一方、高齢化だけに原因を求めるのも十分ではないでしょう。現役世代にも所得差を生みやすい構造が残っています。厚生労働省の2025年賃金構造基本統計調査では、男性の月額賃金は正社員・正職員が38万7,400円だったのに対し、正社員・正職員以外は26万8,100円でした。女性でも正社員・正職員は30万4,900円で、雇用形態による差が確認できます。 OECDも、日本では働く世代の所得格差と相対的貧困がOECD平均を上回り、その一因として賃金水準の低い非正規雇用を含む労働市場の二重構造を挙げています。 高齢化に雇用形態や企業規模、業種による賃金差が重なり、所得の開きが縮まりにくくなっているといえます。

 

社会保障と税が格差を大幅に縮めている

ここで見落とせないのが、私たちの暮らしは当初所得だけで成り立っているわけではないことです。税金や社会保険料を支払う一方で、公的年金、医療、介護などの社会保障も受けています。これらを反映した「再分配所得」で計算すると、2023年のジニ係数は0.3825まで下がりました。当初所得の0.5855と比べると大きな差があり、所得再分配による改善度は34.7%です。日本では、所得を得る段階で生まれた差を社会保障と税によって後から縮める仕組みが強く働いていることが分かります。

再分配後のジニ係数を見ると、2011年は0.3791、2014年は0.3759、2017年は0.3721、2021年は0.3813、2023年は0.3825でした。当初所得ほど大きな上昇はなく、0.38前後で推移しています。 これは「日本の格差に問題がない」という意味ではありません。むしろ、市場で生まれる所得差を年金や医療などによってかなり補っている姿が浮かびます。高齢化によって社会保障を受ける人が増える一方、それを支える現役世代が減れば、現在と同じ再分配機能を維持する負担は重くなると見込まれます。

 

問われているのは普通に働く人の所得をどう増やすか

国際的な数字を見ると、日本の立ち位置も分かりやすくなります。OECDの「日本経済審査2026」に掲載された最新利用可能値では、日本の可処分所得ベースのジニ係数は2021年時点で0.338、OECD平均は0.317でした。相対的貧困率は日本が15.4%、OECD平均は11.5%となっています。中央値の50%未満の所得で暮らす人の割合を示す相対的貧困率が平均を上回っていることを考えると、「再分配で格差が縮まっているから問題は小さい」とも言い切れません。
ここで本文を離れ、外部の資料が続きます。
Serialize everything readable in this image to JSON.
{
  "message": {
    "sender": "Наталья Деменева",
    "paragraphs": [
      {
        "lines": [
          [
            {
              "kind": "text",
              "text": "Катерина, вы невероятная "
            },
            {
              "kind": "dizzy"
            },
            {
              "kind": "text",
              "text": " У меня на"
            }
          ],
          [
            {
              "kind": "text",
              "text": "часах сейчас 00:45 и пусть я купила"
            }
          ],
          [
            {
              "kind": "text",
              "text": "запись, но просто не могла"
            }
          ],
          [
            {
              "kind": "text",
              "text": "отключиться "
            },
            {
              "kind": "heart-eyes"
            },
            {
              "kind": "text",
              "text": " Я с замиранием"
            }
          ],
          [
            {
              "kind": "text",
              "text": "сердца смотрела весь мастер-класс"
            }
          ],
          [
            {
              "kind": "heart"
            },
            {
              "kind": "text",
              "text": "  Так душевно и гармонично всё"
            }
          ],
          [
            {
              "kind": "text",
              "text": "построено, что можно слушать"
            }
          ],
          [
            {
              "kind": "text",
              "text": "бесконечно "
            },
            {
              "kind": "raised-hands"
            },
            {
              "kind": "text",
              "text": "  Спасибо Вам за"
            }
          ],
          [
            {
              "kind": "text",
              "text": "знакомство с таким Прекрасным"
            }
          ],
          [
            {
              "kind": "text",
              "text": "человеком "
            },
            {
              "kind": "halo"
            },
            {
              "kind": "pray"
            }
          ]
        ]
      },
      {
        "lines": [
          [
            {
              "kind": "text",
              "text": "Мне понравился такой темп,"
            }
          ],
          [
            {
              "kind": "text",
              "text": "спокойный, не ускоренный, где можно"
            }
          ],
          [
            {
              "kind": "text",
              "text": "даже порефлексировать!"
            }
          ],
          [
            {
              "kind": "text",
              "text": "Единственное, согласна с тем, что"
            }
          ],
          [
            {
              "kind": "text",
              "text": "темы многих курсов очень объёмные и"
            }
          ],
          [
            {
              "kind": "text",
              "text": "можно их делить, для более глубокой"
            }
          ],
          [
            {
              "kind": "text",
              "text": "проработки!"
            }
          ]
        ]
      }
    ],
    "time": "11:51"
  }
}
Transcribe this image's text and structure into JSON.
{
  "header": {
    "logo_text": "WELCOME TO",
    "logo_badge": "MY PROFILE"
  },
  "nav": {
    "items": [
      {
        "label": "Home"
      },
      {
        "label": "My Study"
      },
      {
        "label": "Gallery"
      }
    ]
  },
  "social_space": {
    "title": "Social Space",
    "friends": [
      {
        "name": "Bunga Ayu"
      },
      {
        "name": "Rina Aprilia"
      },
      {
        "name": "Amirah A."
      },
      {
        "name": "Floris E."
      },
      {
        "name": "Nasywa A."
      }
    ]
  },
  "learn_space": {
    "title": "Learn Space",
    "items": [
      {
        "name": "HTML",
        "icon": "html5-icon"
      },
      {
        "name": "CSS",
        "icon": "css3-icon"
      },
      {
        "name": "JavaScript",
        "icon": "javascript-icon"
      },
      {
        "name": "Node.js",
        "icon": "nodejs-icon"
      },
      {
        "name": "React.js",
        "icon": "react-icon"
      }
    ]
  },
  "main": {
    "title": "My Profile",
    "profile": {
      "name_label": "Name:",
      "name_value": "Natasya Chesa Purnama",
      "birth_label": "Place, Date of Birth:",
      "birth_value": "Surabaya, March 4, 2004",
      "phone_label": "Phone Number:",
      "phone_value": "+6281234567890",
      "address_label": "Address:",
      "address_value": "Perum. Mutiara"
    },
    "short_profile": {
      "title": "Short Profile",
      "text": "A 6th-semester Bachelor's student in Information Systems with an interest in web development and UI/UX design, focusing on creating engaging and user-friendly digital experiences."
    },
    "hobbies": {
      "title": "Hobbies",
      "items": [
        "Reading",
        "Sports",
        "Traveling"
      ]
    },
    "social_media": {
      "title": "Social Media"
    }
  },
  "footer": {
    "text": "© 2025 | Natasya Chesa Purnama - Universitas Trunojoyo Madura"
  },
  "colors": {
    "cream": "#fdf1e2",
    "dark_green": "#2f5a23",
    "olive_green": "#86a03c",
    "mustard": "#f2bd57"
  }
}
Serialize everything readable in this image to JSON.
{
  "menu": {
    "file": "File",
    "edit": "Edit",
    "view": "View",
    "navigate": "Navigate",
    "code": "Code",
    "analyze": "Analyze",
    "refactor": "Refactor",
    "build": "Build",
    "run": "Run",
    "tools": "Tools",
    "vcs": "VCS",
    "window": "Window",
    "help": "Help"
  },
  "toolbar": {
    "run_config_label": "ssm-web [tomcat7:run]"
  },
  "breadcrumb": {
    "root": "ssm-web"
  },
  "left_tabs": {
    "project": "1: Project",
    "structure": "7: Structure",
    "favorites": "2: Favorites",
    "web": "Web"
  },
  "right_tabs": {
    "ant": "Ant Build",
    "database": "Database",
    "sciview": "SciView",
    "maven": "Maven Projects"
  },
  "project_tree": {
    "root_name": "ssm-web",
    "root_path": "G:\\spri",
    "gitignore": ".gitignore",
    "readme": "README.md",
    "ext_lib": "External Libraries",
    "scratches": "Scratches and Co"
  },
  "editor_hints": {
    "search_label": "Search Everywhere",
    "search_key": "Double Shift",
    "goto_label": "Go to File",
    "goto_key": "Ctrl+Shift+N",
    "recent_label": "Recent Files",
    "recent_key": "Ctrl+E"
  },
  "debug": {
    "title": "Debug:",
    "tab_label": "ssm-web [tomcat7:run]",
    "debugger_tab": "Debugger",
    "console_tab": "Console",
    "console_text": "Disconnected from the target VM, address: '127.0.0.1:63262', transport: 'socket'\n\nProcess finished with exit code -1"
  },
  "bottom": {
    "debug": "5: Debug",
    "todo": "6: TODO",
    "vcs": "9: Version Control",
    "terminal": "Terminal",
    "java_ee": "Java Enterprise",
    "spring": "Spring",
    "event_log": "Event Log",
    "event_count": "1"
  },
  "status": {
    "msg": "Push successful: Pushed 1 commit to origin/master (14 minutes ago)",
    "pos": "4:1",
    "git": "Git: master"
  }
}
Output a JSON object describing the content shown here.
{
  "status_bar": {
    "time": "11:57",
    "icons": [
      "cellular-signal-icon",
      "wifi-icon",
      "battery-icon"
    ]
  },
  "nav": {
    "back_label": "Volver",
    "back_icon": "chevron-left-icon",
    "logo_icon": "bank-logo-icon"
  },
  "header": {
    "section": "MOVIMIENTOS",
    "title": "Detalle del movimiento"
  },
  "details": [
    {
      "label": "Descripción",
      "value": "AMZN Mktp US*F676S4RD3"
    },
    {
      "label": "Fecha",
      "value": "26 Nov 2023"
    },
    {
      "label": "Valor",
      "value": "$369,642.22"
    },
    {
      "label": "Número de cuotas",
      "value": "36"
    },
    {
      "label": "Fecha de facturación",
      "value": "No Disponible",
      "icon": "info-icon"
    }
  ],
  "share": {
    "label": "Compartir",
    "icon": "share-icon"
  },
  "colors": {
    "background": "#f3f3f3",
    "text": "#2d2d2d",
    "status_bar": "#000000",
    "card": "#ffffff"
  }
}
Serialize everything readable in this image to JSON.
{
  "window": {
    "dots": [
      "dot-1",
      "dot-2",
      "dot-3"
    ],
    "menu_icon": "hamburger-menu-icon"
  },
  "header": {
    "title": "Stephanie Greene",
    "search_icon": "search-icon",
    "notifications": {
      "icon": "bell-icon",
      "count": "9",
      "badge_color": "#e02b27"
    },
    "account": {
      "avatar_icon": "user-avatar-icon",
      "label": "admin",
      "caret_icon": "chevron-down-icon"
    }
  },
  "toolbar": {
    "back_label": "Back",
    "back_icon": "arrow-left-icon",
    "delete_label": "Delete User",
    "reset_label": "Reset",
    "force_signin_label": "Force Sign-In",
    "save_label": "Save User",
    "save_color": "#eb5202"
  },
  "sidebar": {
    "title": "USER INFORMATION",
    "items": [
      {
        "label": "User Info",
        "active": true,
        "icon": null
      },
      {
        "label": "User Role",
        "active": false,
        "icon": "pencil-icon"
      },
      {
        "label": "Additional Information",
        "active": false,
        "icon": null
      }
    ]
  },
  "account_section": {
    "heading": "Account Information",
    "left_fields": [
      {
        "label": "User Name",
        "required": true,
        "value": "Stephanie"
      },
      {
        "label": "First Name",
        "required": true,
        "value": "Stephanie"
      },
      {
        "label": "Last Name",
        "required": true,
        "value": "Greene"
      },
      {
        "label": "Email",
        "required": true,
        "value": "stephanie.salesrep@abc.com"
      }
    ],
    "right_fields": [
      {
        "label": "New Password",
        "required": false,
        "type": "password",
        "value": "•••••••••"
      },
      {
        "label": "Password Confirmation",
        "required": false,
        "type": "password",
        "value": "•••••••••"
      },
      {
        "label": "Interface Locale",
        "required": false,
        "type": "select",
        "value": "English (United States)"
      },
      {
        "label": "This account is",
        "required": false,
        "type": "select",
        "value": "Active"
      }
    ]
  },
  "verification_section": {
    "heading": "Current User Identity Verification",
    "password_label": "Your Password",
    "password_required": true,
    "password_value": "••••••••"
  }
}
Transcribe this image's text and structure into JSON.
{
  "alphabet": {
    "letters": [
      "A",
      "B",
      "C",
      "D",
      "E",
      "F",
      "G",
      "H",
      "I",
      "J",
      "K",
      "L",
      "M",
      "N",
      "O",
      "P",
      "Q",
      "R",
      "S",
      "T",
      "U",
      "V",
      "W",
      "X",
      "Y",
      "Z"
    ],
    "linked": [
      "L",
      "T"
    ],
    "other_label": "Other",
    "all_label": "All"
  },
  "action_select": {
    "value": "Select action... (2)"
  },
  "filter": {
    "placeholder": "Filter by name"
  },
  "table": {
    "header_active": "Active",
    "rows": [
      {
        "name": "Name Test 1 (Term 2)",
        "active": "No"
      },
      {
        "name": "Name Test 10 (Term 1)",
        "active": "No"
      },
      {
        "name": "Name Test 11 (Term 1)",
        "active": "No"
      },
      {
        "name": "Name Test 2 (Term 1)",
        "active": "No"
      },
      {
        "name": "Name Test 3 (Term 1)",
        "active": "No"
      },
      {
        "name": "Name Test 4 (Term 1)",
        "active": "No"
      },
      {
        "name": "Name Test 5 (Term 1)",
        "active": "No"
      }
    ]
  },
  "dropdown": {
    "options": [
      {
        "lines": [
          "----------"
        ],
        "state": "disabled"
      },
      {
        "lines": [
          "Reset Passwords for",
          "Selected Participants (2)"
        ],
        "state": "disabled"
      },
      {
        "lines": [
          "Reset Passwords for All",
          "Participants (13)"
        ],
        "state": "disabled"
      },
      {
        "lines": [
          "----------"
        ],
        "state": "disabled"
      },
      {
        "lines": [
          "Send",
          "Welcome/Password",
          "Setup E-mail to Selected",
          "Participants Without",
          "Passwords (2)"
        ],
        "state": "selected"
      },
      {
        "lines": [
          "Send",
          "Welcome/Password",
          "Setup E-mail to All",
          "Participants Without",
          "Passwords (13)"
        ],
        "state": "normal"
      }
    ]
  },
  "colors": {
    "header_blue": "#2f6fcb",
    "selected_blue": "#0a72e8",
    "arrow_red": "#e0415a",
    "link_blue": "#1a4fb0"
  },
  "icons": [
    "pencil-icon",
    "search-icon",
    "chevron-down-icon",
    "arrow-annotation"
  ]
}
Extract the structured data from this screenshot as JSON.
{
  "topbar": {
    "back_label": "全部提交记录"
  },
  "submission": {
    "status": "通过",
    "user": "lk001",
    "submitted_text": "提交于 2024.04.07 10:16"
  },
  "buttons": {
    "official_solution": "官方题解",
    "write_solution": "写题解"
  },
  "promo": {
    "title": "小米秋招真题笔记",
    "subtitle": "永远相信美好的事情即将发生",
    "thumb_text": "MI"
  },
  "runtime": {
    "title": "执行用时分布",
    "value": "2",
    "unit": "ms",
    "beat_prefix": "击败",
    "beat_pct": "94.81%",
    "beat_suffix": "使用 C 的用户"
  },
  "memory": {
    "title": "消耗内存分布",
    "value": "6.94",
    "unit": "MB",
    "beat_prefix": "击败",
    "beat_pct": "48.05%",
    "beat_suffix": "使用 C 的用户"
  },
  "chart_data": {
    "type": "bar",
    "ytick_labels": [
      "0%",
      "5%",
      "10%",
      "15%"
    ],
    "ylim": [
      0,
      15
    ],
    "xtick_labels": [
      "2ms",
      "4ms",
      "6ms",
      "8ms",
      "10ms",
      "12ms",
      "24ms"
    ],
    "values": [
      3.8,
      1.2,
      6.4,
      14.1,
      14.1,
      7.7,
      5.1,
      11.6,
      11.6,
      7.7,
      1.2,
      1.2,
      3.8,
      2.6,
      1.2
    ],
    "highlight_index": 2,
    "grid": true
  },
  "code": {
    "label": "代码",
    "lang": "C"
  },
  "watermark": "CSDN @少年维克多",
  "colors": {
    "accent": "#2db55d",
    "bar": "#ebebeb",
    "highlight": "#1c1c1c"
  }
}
所得格差を考える際に注目したいのは、富裕層だけがどれだけ豊かになったかではなく、働く人の所得がどこまで伸びているかでしょう。正規・非正規の賃金差、企業や業種による給与水準の違い、世帯人数の減少、高齢化などが重なれば、平均所得だけでは暮らしの実感を捉えにくくなります。社会保障で差を縮める仕組みには大きな役割がありますが、再分配だけに頼れば現役世代の負担が膨らむ可能性もあります。働いて得られる所得をどう底上げし、中間層が安定して生活できる環境をつくれるか。その視点まで含めて見ることで、「所得格差の拡大」という言葉の内側にある日本社会の課題が、より具体的に見えてくるのではないでしょうか。